Two ways to invest in EIS
Investors who want to buy shares in EIS-qualifying companies have two choices in terms of approach and the structure of their investment.
A single-company EIS
The most direct way to invest in an EIS is for investors to select a specific company that they want to invest in. They also have to do company research themselves, which takes time and knowledge.
A specialist manager
These kinds of services are provided by a specialist manager, who invests the funds on behalf of multiple investors in a portfolio of qualifying companies.
Having a specialist manager offers certain benefits to investors, like ongoing oversight of the companies in the portfolio, the potential to influence board-level decisions (if the manager is large enough to have a seat on the investee company’s board) and the expertise needed to negotiate an advantageous exit.
Investment through specialist EIS managers can be structured as:
- Unapproved EIS portfolios/fund*.
- Approved EIS portfolios/fund*.
The main difference between an approved and unapproved EIS fund is the timing of when an investor can claim tax reliefs.

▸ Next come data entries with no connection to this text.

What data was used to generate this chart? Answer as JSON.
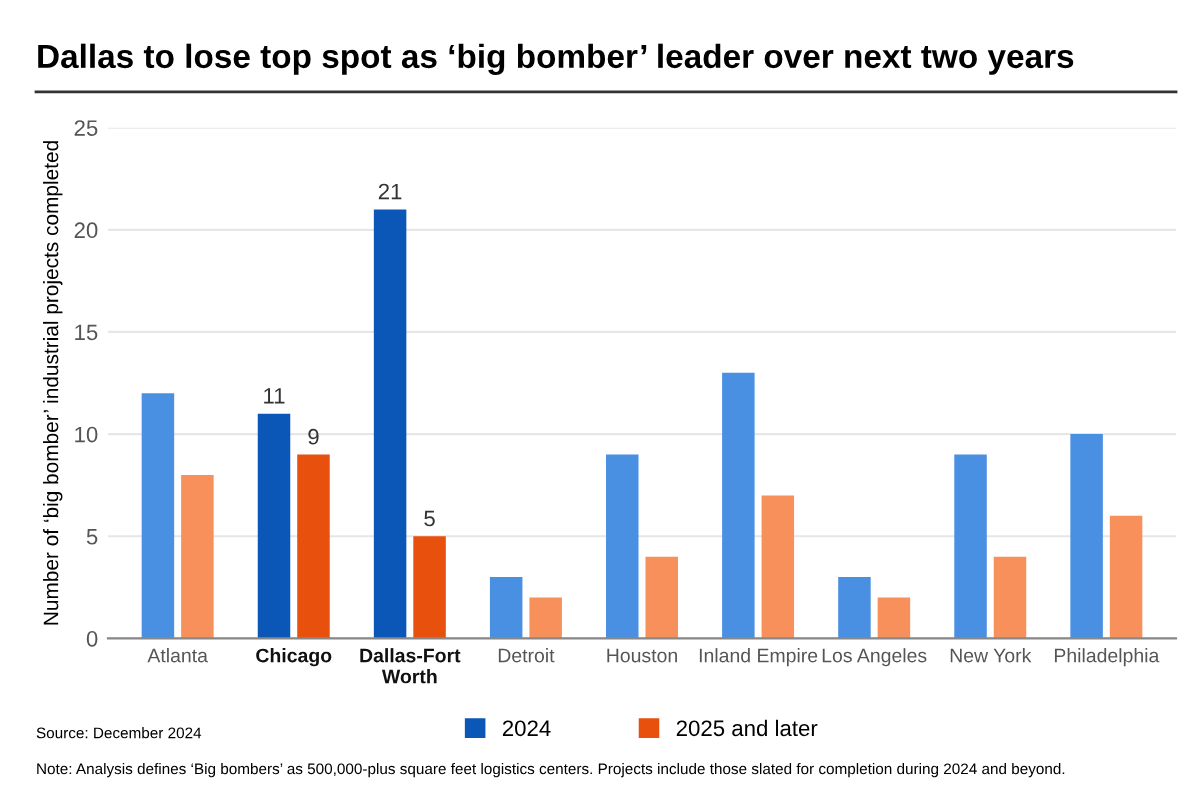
{
  "chart_data": {
    "type": "bar",
    "title": "Dallas to lose top spot as ‘big bomber’ leader over next two years",
    "ylabel": "Number of ‘big bomber’ industrial projects completed",
    "categories": [
      "Atlanta",
      "Chicago",
      "Dallas-Fort\nWorth",
      "Detroit",
      "Houston",
      "Inland Empire",
      "Los Angeles",
      "New York",
      "Philadelphia"
    ],
    "series": [
      {
        "name": "2024",
        "color": "#0b57b8",
        "colors": [
          "#4a90e2",
          "#0b57b8",
          "#0b57b8",
          "#4a90e2",
          "#4a90e2",
          "#4a90e2",
          "#4a90e2",
          "#4a90e2",
          "#4a90e2"
        ],
        "values": [
          12,
          11,
          21,
          3,
          9,
          13,
          3,
          9,
          10
        ],
        "value_labels": [
          null,
          "11",
          "21",
          null,
          null,
          null,
          null,
          null,
          null
        ]
      },
      {
        "name": "2025 and later",
        "color": "#e8500e",
        "colors": [
          "#f7905a",
          "#e8500e",
          "#e8500e",
          "#f7905a",
          "#f7905a",
          "#f7905a",
          "#f7905a",
          "#f7905a",
          "#f7905a"
        ],
        "values": [
          8,
          9,
          5,
          2,
          4,
          7,
          2,
          4,
          6
        ],
        "value_labels": [
          null,
          "9",
          "5",
          null,
          null,
          null,
          null,
          null,
          null
        ]
      }
    ],
    "ylim": [
      0,
      25
    ],
    "yticks": [
      0,
      5,
      10,
      15,
      20,
      25
    ],
    "grid": "y",
    "legend": "bottom",
    "annotations": [
      "Source: December 2024",
      "Note: Analysis defines ‘Big bombers’ as 500,000-plus square feet logistics centers. Projects include those slated for completion during 2024 and beyond."
    ]
  }
}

To be treated as an approved EIS fund, there are additional conditions from HMRC, including:
- 80% of funds must be invested in knowledge-intensive companies within two years
- 50% of funds must be invested within 12 months of the fund closing, followed by an additional 40% within the next 12 months (90% within two years)
* Please note, whilst the tax regulations refer to Enterprise Investment Schemes as “funds” they should not be confused with mutual funds or collective investment schemes. An investor in an EIS fund will be the owner of shares in the underlying companies, rather than owning shares or units in any fund.